Дверь скрипнула. Валентинка оглянулась: Саша! Сердце обожгло радостью. Он, словно не заметив ее, подошел к Наде, обнял.
— Едем домой, Надюха. Экипаж подан.
— Что ты, Саша, ведь люди, — смущенно отстранилась девушка. — Это учительница, Валентина Михайловна. Новенькая.
— А то я не знаю! — хохотнул он. — Как, Валя, перо скрипит, бумага пишет? Слез больше не проливаете?
Он еще и смеется! У Валентинки помутилось в глазах, она, ничего не ответив, вышла в коридор. Из распахнутых дверей полутемного зальца тянуло духотой, копотью. За столом, накрытым выцветшей кумачовой скатертью, сидели несколько человек, среди них — директор. Устало сгорбившись, он, казалось, думал о чем-то очень далеком от того, что говорила молодая, в плюшевой жакетке женщина. Зато неторопливо, с явным неодобрением слушал ее быковатый, чем-то похожий на Перова крепыш, возле которого коптила десятилинейная лампа с разбитым стеклом.
— Хлеб нужон, больно нужон, — сильно нажимала на «о» женщина. — Только и о другом пора подумать. О животноводстве, например. Ни кормов, ни скотины породистой, ни людей постоянных. Лапников, председатель наш, — кивнула на крепыша, — все планы увеличивает. Такое написал — хоть быков начинай доить!
Послышался смех. Лапников, привстав, ударил кулаком по столу:
— Панику сеешь, Осипова? Критикой занимаешься? Мало тебе крику на колхозных собраниях, здесь склоку заводишь? Ты лучше о деле говори как приглашенный передовик, сколько обязуешься и прочее.
— Сено дайте, тогда и молоко спрашивайте! — крикнула Осипова. — Привыкли на чужой спине выезжать да матючищами баб пугать! Хватит, кончилось, теперь не война!
— Это еще что? — побагровел Лапников. — Прекрати сейчас же!
— Ты не в колхозной конторе, чтобы слова меня лишать! Тут еще люди есть! — не сдавалась Осипова. — Ой, Пал Дмитрич, достукаешься ты со своим самовластьем, ой, достукаешься!
— Я кому говорю, замолчи! — гаркнул Лапников.
В Валентинке все кипело от обиды на Сашку, вспомнился возчик с дровами: тоже хорош, пляшет по указке этого Лапникова! И директор — молчит, будто воды в рот набрал, в поле куда смелей был! Полная гнева, шагнула на середину зальца.
— Почему вы грубите людям? — сказала звонко. — Почему?
Все задвигались, стали оборачиваться. Директор, наклонив голову, растерянно протирал очки.

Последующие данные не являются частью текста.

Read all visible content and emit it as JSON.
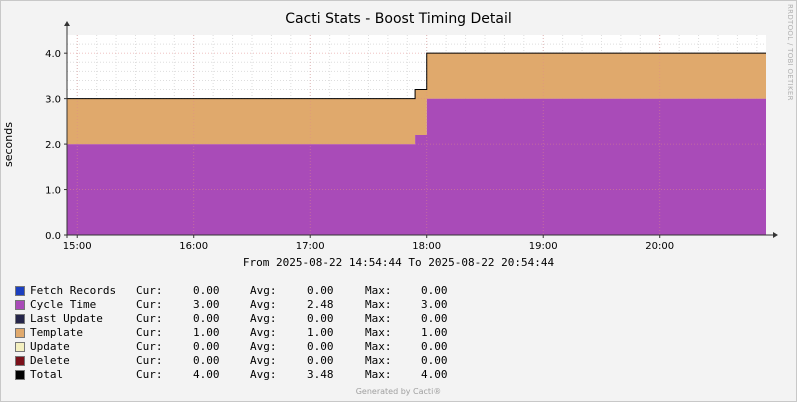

— Это еще кто там? — удивленно спросил Лапников. Приподняв лампу, вгляделся в Валентинку, которая стояла, выпрямившись, не отводя от него глаз. — Ты кто такая и как сюда попала?
— Это наша учительница, Валентина Михайловна Горячева, — не дал ей ответить директор. — Привел ее я.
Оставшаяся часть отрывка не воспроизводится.